Do you realize that 80% of your sensory perceptions occur through vision? In other words, your vision is key to experiencing the world. Estimates place the number of blind people across the globe at 36 million, with an additional 220 million suffering from a vision problem that affects their ability to see clearly. Even so, these are figures that have dropped by nearly 5% in the last decade, and all indications are that technology will help to curb this figure even more in the coming years. What follows are some interesting facts about innovations that are becoming the hope for the future in combating blindness.
• First, optometrists and other resources have worked tirelessly to get the message out to the public about proper eyecare. Everything from avoiding touching your eyes with dirty fingers to wearing safety glasses in a variety of settings has increased awareness of eye damage avoidance while conversely improving the statistics for avoidable blindness. Education and the practice of eye safety are the most positive proactive ways to prevent blindness.
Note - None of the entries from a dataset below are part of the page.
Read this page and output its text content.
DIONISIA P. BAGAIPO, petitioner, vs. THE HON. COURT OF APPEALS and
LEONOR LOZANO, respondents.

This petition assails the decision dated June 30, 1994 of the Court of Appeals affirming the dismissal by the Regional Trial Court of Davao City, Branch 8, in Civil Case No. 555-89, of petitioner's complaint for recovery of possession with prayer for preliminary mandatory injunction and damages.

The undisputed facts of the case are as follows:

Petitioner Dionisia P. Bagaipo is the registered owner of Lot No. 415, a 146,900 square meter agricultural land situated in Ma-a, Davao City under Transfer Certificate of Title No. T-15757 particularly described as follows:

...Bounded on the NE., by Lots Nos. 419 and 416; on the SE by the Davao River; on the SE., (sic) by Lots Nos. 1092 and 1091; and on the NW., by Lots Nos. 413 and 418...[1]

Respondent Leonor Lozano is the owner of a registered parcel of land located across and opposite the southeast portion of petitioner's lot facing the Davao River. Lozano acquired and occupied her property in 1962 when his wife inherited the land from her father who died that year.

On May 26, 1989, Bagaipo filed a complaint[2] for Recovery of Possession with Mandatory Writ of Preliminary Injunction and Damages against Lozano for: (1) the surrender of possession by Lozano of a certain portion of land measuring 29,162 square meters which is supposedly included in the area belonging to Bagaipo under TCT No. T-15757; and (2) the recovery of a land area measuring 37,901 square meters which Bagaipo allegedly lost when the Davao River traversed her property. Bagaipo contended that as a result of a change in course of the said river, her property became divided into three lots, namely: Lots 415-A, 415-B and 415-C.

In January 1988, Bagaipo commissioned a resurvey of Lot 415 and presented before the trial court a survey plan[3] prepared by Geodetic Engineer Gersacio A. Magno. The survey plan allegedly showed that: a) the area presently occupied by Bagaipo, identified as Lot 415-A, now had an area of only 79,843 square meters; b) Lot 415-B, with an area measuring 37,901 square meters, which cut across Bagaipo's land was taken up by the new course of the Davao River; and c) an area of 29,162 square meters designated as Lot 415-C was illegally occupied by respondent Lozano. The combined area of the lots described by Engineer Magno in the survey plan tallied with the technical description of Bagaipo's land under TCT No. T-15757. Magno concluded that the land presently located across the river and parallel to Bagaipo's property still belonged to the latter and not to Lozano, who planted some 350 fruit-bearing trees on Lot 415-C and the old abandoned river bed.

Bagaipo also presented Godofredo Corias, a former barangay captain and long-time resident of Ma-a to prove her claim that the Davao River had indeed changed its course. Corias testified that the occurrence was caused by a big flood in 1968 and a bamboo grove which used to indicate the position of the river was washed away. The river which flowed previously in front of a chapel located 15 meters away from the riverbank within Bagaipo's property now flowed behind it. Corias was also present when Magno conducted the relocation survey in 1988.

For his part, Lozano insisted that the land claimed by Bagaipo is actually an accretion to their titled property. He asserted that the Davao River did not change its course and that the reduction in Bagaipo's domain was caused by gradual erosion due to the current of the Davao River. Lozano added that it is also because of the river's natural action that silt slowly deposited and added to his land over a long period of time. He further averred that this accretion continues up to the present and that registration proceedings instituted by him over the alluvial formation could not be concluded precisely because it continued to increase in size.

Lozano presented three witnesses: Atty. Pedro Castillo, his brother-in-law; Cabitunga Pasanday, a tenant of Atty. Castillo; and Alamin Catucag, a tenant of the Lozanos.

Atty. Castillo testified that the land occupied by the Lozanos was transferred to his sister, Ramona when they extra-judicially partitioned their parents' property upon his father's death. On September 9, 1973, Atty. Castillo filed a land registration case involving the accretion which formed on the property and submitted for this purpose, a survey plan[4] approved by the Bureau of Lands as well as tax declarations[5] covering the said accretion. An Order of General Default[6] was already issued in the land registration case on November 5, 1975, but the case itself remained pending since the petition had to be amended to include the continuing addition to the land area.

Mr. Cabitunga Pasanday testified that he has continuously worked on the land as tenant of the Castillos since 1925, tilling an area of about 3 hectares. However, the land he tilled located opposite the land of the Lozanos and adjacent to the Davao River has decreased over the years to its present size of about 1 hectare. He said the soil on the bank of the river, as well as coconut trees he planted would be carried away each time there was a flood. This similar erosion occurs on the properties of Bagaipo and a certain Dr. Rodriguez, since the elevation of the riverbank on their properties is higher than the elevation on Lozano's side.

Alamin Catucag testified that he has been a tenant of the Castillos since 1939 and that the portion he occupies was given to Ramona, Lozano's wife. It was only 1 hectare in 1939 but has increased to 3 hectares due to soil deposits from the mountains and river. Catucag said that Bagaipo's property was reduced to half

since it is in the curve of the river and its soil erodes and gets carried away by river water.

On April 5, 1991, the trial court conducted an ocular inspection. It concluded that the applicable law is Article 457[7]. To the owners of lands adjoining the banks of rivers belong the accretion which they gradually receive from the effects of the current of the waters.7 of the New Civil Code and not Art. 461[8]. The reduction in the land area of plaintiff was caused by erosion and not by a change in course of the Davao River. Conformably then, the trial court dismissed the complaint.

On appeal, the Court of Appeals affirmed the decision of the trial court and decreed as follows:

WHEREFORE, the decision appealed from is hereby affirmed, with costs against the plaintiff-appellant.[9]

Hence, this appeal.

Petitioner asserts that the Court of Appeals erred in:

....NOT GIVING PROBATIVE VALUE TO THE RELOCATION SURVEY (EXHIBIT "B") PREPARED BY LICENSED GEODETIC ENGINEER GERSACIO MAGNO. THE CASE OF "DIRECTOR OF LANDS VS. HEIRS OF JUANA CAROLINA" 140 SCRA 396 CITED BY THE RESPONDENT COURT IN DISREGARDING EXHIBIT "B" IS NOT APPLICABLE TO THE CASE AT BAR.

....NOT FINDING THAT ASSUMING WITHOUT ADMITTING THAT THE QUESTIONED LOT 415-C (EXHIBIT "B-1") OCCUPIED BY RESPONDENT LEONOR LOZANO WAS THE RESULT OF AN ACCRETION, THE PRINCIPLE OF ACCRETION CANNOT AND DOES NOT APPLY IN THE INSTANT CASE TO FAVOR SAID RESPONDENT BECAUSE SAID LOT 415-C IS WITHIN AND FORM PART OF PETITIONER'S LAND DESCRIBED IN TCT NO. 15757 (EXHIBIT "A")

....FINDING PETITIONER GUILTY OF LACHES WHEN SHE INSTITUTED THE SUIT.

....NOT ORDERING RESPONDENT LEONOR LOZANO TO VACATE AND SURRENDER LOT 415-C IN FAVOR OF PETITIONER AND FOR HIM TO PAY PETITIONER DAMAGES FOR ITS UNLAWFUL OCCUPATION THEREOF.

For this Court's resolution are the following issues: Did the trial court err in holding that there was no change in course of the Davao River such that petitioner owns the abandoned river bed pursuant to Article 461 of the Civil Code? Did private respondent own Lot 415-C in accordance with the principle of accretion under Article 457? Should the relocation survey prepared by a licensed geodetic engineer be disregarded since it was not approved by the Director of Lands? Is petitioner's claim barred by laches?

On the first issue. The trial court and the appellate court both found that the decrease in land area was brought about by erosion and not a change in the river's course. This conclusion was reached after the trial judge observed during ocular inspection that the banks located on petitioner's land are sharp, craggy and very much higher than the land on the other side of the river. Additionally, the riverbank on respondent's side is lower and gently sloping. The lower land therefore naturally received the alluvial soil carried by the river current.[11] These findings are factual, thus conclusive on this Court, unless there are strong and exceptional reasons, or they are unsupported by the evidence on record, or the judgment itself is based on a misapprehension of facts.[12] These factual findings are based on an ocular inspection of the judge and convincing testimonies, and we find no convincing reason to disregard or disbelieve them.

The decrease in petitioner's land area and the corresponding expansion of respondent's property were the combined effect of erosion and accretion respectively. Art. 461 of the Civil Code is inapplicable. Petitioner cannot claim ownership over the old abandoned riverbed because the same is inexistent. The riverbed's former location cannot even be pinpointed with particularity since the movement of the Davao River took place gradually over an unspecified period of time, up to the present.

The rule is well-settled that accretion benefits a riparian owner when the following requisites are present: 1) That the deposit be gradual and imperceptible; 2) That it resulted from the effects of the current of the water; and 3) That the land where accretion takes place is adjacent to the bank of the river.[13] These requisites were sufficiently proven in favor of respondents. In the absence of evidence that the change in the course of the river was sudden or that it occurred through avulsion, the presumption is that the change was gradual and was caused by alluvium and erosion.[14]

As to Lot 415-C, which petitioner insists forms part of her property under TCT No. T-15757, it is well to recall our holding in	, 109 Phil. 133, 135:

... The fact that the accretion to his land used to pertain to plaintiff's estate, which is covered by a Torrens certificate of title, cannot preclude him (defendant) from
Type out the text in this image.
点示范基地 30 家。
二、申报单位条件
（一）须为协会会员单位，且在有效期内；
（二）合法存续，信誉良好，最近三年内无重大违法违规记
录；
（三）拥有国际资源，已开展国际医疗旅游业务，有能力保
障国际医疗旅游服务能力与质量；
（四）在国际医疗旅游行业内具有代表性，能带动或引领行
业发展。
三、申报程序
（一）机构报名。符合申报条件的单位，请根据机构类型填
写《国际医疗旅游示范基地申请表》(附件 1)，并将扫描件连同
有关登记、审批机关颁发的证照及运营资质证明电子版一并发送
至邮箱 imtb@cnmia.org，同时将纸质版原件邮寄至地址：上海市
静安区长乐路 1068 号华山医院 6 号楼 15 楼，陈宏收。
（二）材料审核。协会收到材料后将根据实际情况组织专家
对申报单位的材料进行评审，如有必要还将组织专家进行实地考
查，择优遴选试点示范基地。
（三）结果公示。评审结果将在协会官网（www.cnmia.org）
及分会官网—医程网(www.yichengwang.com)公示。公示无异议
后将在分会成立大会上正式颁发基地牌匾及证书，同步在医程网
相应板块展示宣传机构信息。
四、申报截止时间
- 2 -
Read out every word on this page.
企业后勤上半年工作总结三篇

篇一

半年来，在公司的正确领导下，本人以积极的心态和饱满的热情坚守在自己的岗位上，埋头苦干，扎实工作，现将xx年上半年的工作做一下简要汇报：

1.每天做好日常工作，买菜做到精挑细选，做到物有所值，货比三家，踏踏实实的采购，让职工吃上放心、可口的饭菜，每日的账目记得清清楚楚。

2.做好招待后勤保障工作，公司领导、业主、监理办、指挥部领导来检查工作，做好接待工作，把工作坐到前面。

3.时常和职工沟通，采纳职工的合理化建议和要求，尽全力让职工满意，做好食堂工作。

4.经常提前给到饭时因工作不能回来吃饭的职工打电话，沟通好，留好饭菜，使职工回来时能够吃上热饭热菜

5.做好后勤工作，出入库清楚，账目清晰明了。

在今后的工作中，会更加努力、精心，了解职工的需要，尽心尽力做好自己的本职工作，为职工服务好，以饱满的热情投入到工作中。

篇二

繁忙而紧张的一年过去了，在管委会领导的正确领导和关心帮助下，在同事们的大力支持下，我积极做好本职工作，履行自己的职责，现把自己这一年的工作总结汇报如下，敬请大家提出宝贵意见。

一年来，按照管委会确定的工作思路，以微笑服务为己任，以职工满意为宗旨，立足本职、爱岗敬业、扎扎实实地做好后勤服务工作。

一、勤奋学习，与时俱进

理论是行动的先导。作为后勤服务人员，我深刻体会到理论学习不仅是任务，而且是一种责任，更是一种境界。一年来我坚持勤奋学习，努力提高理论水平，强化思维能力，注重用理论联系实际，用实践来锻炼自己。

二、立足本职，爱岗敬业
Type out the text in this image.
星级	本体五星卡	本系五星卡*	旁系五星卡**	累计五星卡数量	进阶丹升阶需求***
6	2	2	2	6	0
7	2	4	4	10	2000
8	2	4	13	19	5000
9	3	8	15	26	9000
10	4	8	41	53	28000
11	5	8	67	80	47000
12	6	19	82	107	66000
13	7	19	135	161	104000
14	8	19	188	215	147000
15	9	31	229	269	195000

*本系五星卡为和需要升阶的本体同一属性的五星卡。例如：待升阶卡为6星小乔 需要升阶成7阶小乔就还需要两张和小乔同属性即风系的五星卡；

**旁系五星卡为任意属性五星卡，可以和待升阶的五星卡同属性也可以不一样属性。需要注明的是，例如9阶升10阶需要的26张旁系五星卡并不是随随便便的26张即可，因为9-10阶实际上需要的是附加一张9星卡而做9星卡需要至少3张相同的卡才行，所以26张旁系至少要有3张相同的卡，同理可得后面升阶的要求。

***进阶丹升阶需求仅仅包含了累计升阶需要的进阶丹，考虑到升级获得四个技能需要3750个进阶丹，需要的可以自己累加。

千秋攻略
• Several companies here in the United States and also internationally are in the midst of developing implantable visual prosthetics that are intended to restore vision to patients who are suffering from several eye diseases. This device has been labeled a ‘bionic eye’ (or retinal implant) and it is showing great promise with people who have been unable to see for years. Certainly it has not brought full eyesight restoration to people who are unable to see. Instead, those who have had an opportunity to undergo the operation claim they have restored eyesight to different extents – from colors to shapes and more.
• Another interesting intervention that is showing promise as well is the ‘brain implant & artificial retina’. Currently, an entire bionic eye transplant is often cost-prohibitive, even for those who have superior insurance. As a result, research companies are experimenting with creating a modification that will circumvent eye surgery altogether and deliver electrical impulses to the part of the brain that is responsible for visual processing.
There are many other interesting and exciting innovations on the horizon that are aiming to return vision to the sightless. Remember, there are many causes of blindness, and the medical responses needed are often sophisticated and complicated. Even so, we applaud those who are working in the field to bring vision back to the world.